The wife replied: "Husband! Don't flatter yourself. If I hadn't married you, he would have become the general manager of this company. "

1 1. One day, a man came home and found his wife and another man hugging in bed. He flew into a rage, picked up a pistol from one place and killed his wife. Then he ran to the nearby police station and surrendered himself.

During the trial, the judge asked him, "Why didn't you kill her lover and kill your wife?"

"I killed her, but she was alone." The man explained, "If I don't kill her, I'm afraid I'll kill many others from time to time."

12. A white couple got married for many years and finally had a child. But at birth, the child's skin turned out to be black.

The husband blamed his wife and said, "It's all your fault. Turn off the lights every time you sleep. "

13. A beautiful young girl married an old man, and everyone felt sorry for her.

A friend asked her, "Why did you marry a bad old man who was dying?"

She asked with a smile, "If someone gives you a check of more than one million yuan, can you not care about its cash date?"

14. A pair of boys and girls are talking.

Boy: What will happen to you if I lean on you tightly?

Girl: I will resist!

Boy: What would you do if I put my hand on your waist?

Girl: Of course I will resist!

Boy: What would you do if I wanted to kiss you?

Girl: Of course ... I will fight again!

Boy: If I ...

Girl: Are you finished? Don't you understand that a woman's strength is limited after all?

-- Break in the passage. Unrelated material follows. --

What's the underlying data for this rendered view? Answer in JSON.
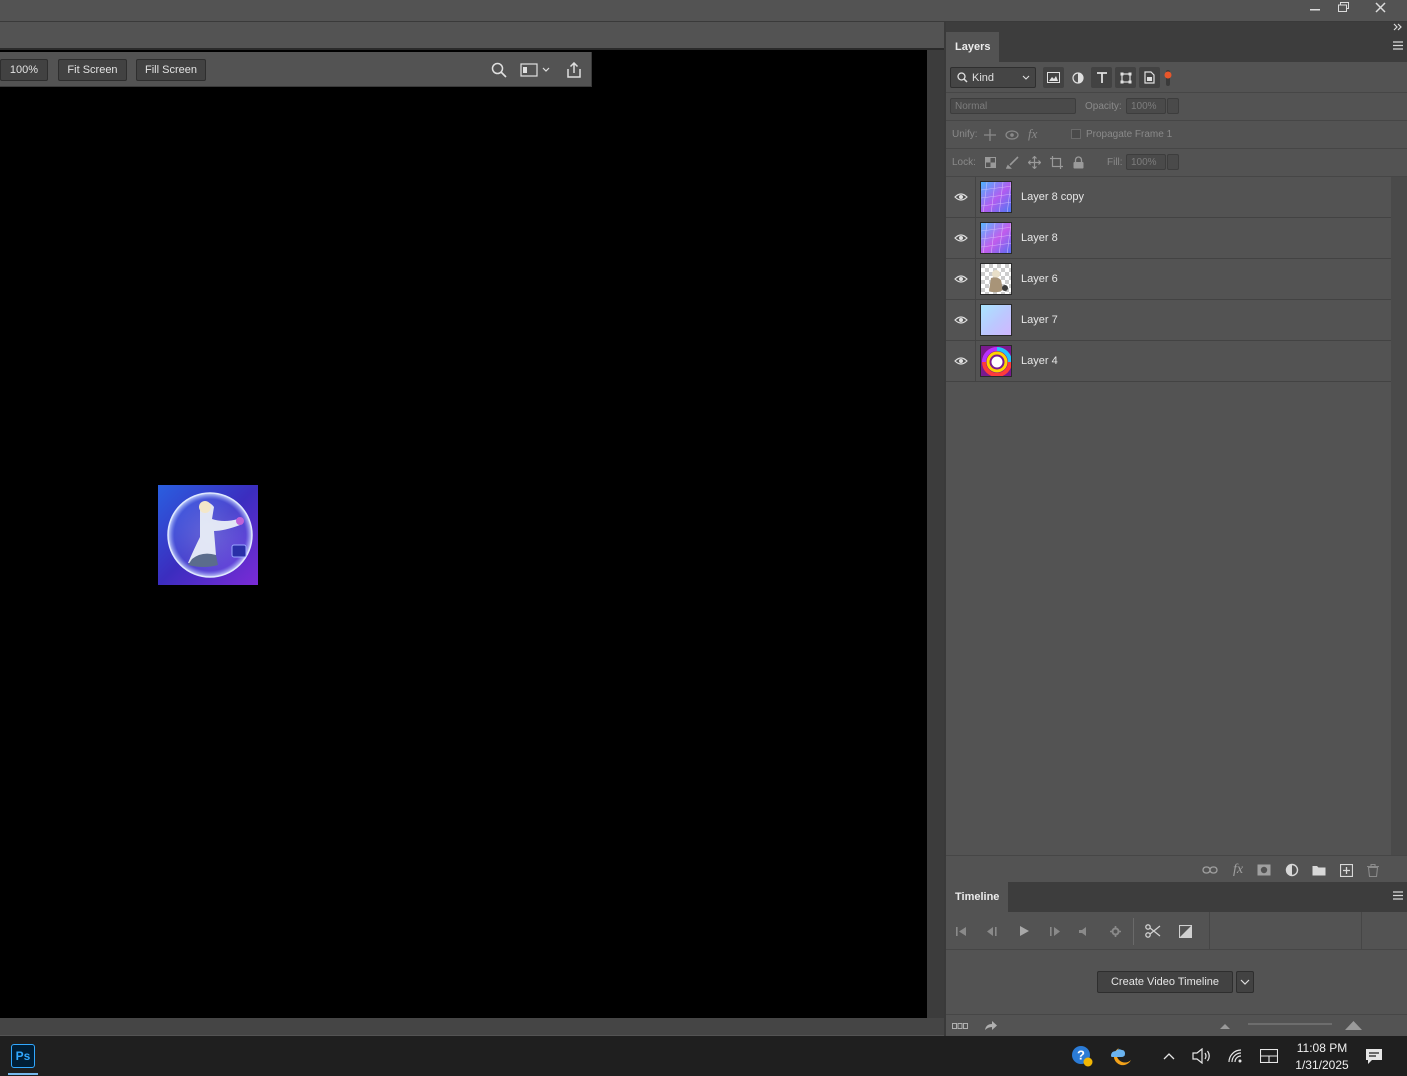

15. A policeman was patrolling at night and found a drunk crying against a telephone pole. He felt very strange and asked, "What's the matter, sir?"

The drunk cried and said, "Oh! Who are you ... please just in time ... please do something for me ... because my urine ... keeps flowing ... "

The police then took a look. It was found that the tap water next to the telephone pole was not turned on normally.